Is diversity important in higher education? And, if so, what programs and measures foster diversity?
For some time now, the idea of affirmative action in higher education has garnered much debate. Comments on the matter have ranged from calling it an effort to establish “racial quotas” to one that “accepts students based solely on their race, not merit.” Debates have been divisive, with misinformation and fear fueling the arguments of those who oppose it.
Affirmative action has been illegal in California since the passing of Proposition 209 in 1996, which prohibited institutions of public employment, public contracting and public education in California from considering race, sex, or ethnicity. But since then, efforts have been made to repeal the ban that prohibits the state from considering any individual or group on the basis of race, sex, or ethnicity in public college and university admissions.
What misinformation and fears surround affirmative action? When some hear the words “affirmative action” or “race-conscious admissions,” they initially assume these measures are synonymous with racial quota systems and discriminatory or preferential treatment. However, the use of racial quotas have been outlawed from the policies of public university admissions since 1978. Rather than giving preferential treatment to individuals based solely on their racial or ethnic identity, affirmative action looks at historically disadvantaged groups and considers their experiences of obstacles and barriers specific to minorities. Race would simply be another factor to consider in admissions, alongside GPA and SAT scores. Students admitted through affirmative action would be qualified and well-deserving.

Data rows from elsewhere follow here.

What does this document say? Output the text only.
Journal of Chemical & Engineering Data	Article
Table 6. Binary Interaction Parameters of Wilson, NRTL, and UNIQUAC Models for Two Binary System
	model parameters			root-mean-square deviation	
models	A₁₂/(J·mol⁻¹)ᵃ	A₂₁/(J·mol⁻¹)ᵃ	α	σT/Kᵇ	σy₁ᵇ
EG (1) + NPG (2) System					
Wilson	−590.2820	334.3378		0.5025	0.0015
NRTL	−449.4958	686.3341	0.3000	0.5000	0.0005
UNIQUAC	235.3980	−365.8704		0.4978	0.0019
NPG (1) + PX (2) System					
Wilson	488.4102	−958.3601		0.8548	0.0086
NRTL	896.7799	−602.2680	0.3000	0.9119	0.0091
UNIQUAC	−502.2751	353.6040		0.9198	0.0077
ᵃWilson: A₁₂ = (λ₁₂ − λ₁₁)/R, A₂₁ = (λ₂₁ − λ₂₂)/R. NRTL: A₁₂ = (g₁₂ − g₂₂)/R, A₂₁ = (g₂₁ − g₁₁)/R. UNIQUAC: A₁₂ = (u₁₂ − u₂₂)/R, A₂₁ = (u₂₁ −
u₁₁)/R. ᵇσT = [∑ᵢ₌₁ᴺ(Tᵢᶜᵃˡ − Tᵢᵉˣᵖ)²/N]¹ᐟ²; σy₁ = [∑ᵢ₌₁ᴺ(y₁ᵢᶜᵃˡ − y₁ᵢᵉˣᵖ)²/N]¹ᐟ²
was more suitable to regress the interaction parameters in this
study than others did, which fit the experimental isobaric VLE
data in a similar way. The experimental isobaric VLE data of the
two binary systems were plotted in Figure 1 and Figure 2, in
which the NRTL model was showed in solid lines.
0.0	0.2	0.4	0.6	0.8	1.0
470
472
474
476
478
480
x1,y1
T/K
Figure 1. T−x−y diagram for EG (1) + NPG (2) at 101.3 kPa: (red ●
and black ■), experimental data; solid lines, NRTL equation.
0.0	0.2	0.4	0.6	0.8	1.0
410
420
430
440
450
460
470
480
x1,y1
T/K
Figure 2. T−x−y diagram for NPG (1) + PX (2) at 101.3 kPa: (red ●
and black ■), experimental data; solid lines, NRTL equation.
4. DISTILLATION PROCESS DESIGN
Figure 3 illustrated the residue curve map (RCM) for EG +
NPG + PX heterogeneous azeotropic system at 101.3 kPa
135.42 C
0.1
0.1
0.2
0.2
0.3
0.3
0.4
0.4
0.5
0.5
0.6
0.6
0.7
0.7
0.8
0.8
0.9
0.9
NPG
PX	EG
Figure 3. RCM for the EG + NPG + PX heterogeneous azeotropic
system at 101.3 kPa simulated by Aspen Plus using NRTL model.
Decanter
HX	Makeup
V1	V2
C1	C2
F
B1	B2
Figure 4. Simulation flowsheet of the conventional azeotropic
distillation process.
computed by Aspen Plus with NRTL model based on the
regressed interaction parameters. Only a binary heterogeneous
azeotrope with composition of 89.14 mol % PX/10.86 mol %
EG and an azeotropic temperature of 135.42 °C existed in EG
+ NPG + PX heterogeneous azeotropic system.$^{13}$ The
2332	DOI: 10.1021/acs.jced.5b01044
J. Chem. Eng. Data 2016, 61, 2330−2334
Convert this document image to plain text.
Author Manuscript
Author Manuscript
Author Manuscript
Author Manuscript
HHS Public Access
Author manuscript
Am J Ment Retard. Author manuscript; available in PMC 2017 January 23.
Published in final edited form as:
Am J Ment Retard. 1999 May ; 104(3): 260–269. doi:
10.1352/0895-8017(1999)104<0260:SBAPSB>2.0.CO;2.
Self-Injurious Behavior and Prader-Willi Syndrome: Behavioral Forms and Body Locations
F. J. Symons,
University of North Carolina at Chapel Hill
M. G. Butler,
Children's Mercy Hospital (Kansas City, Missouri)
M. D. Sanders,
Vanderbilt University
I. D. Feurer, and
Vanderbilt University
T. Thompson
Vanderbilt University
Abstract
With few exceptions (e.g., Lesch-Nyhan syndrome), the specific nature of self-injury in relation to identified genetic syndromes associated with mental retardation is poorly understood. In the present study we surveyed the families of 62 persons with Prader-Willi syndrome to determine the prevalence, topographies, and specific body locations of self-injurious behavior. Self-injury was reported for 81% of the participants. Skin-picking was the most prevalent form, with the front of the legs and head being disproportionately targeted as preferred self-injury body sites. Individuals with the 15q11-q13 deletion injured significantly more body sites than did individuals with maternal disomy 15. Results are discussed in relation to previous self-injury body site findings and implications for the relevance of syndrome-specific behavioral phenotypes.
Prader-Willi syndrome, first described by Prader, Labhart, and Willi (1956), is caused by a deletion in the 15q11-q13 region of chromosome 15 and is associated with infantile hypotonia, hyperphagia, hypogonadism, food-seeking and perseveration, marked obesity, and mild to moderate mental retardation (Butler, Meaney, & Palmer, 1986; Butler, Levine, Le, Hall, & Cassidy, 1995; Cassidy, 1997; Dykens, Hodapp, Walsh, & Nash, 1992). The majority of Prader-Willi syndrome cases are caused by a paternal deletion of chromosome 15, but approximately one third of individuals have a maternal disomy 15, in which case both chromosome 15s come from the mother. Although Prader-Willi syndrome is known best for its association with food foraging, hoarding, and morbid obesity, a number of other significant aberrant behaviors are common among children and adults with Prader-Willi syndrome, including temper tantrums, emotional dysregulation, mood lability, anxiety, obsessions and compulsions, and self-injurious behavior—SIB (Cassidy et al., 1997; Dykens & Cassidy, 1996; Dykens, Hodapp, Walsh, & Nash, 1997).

Why does affirmative action aim for inclusion and equal opportunity? Because historically, legal policies and measures have excluded minorities from institutions. Affirmative action allows underrepresented minorities a chance at a level playing field, something they do not currently have given that the education system was not built for people of color to readily have access to. Prior to applying, students do not all have the same resources geared toward higher education. Thinking about educational equity requires critically looking at the realities of race in our society.
Programs that already exist to ensure diversity include the UC’s Early Academic Outreach Program and the Eligibility in the Local Context Program, which admits the top 9 percent of students in their class from most California high schools. Although these programs have been great in outreaching and retaining students in higher education, they prove to be insufficient, as seen in the dropping enrollment percentages of underrepresented minorities across the UCs. Affirmative action should be considered to ensure increased accessibility to higher education for all students.
Looking at how minorities have fared in states where affirmative action has been banned reflects the significance this measure has on diversity. Public universities, such as UCLA and UC Berkeley, have tended to enroll less African Americans and Latinos following the ban on affirmative action in 1996. Although the Latino population has grown in California to be the second largest ethnic group, the gap disparity between this number and the Latino population in these UCs has also grown. As of 2011, Latinos make up 49 percent of California’s college-aged residents. However, they make up only 11 percent at UC Berkeley and 17 percent at UCLA. As of 2011, African Americans make up 9 percent of California’s college-aged residents. However, they make up only 2 percent at UC Berkeley and 3 percent at UCLA. The number of Latino and African American students in these UCs fails to reflect California’s demographics. Instead, these gap disparities reflect the impact that the ban of affirmative action has had on the representation of minority communities. The end of race-conscious admissions also corresponds to the decreasing admission rates of Asian Pacific Islanders (API), as seen in the significant decrease of API admissions for UC campuses from 1998 to 2009 (with the exception of UCR). Southeast Asians and Pacific Islanders are underrepresented ethnic groups within the API community with significantly lower rates of higher education attainment and accessibility who would benefit greatly from affirmative action.
There needs to be an encompassing conversation that addresses the importance of having racial diversity within higher education, whether that be from affirmative action or other programs. Students had this conversation on April 15, 2014 at The Importance of Unity: Students Discuss Racial Diversity and Racial Justice, a community dialogue organized by UCR’s ethnic and gender programs. In this space, students voiced the different perspectives they heard about affirmative action, while learning to deconstruct its misconceptions and history. Race isn’t necessarily the problem. It becomes a problem when race is attached to disadvantages and advantages.
There is a continuous need for programs that address the racial inequality that exists in the United States. The idea of the U.S. being a postracial society is a myth that ignores the obstacles and barriers that people of color have to experience on a daily basis. Conversations about race can be difficult. However, speaking openly and candidly about race is the most obvious way to stop discrimination. The efforts of students who persist on having conversations addressing the realities of race embody a movement toward educational equity, racial equality and social justice.
Be critical and be conscious of the realities of race and racism in society and education. Alongside deconstructing its misconceptions, reframing affirmative action into something that is relevant for our generation today is imperative to having principled conversations about the ways that we can achieve equal opportunity of education for everyone.